Nodal Sequencer
I have been developing my “soundscapes” composition technique recenty with the aid of a sequencer called Nodal, which was developed around 2005 at the Faculty of Information Technology at Monash University, Australia.
Traditional sequencers often use a horizontal “piano-roll” style interface with similarities to the classical music stave – in that:
- Position in the horizontal dimension encodes a sequence of events.
- Some arbitrary convention (in this case, length in the horizontal dimension) encodes duration.
- Position in the vertical dimension encodes pitch.
Nodal uses a completely different approach – in Nodal, a sequence of sound “events” is encoded as a network of nodes and edges:
A voice (i.e. an instrument) begins at the triangular symbol and encounters the first node (“a” in the diagram). Node a instructs the voice to “play” a certain pitch. The voice then leaves node a via an edge (the arrowed path), and traverses to node b where the voice is instructed to play another pitch (the same or different). The elapsed time between sounding nodes a and b is proportional to the path length of the edge between them.
In the above example, at node c the network offers two options – the voice can progress to node d, or it can cycle back and return to node b. Which of these possibilities happens is determined by a set of rules encoded in node c.
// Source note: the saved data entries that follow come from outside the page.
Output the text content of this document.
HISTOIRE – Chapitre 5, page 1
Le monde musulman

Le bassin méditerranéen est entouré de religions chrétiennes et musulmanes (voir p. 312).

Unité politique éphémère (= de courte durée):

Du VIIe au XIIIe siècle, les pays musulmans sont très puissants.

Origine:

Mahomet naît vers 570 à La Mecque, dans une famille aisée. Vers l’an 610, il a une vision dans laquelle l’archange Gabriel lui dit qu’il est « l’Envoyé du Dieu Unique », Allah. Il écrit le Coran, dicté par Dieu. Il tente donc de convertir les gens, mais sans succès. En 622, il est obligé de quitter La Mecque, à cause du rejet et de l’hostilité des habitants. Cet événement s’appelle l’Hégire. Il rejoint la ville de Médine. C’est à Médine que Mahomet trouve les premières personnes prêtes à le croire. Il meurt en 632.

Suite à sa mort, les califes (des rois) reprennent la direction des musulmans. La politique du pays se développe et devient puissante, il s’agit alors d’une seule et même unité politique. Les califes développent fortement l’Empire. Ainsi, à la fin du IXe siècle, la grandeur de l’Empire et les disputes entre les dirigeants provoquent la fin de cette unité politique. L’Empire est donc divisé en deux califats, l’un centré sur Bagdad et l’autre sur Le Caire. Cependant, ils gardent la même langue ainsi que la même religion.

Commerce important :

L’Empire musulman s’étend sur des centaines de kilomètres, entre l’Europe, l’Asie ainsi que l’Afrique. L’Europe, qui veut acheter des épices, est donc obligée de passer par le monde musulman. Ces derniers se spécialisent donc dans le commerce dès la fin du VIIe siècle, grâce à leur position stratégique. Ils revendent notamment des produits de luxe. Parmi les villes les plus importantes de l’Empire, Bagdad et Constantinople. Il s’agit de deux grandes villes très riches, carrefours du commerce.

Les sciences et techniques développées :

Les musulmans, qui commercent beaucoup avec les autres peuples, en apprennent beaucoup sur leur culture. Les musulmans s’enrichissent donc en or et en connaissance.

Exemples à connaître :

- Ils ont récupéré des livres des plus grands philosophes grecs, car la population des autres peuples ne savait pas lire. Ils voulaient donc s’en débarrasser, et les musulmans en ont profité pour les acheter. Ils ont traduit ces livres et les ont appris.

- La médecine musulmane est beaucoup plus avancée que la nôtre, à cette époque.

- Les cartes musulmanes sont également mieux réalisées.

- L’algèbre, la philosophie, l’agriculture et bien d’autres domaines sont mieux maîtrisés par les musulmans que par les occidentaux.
The possibilities for choosing between paths come in three flavours:
- Sequential – the voice will keep count of how many times it has followed a given path, and when a prescribed maximum count is reached, it will switch to following the other path. When a (potentially different) prescribed maximum count is reached on the second path, it will switch back to following the first path again – and so on.
- Parallel – the voice creates a copy of itself, such that there are now two voices. Each voice follows one of the possible paths. This can be used (inter alia) to effectively increase the polyphony of the instrument.
- Random – The voice “throws a dice” to decide which path to follow. These “dice” do not have to be fair – they can be weighted in favour of one or other option.
My explanation is very much simplified (Nodal can do a lot more) – but having found the sequencer I immediately realised that for someone interested in aleatoric and generative techniques, Nodal could be a power tool in my software collection.
Below are a couple of soundscapes that include a significant amount of Nodal generated sequence. For both pieces, I constrained my treatment of the Nodal generated sequences through application of an arbitary set of rules to the generated output, as follows:
- You cannot add any note events.
- You cannot change any note pitches.
- You can align events in time as required, including quantisation and humanisation.
- You can insert silence, and extend event duration into that silence.
- You can delete events.
- You can freely add any dynamics, or effects such note velocity, pan, width, special effects etc.
- The result can be rendered at any desired tempo.
The strictness by which these rules are applied is allowed to vary according to the desired effect.
“The Narrow Road”
The inspiration for this came from three sources:
- The extra-musical narrative derives from the opening lines of Matsuo Basho‘s work “Oku no Hosomichi” (The Narrow Road to the Deep North), which was written based on a journey undertaken by Bashō in 1689.
- The style and instrumentation acknowledges “Lux Aeterna” – written for 16-part mixed choir, by György Ligeti in 1966.
- The generative technique is informed by the Tintinnabuli method invented by the Estonian composer Arvo Pärt.
“The months and days are the travellers of eternity. The years that come and go are also voyagers. Those who float away their lives on ships or who grow old leading horses are forever journeying, and their homes are wherever their travels take them. Many of the men of old died on the road, and I too for years past have been stirred by the sight of a solitary cloud drifting with the wind to ceaseless thoughts of roaming.”

“A Minor Doodle”
This piece for concert piano came from a more strict implementation of Arvo Pärt’s method, coupled with a more “loose” interpretation of my arbitrary rules. Consequently, it encodes a greater proportion of my personal preference. Nevertheless, I feel that these “doodles” of sequences undeniably reflect their origin in a virtual machine.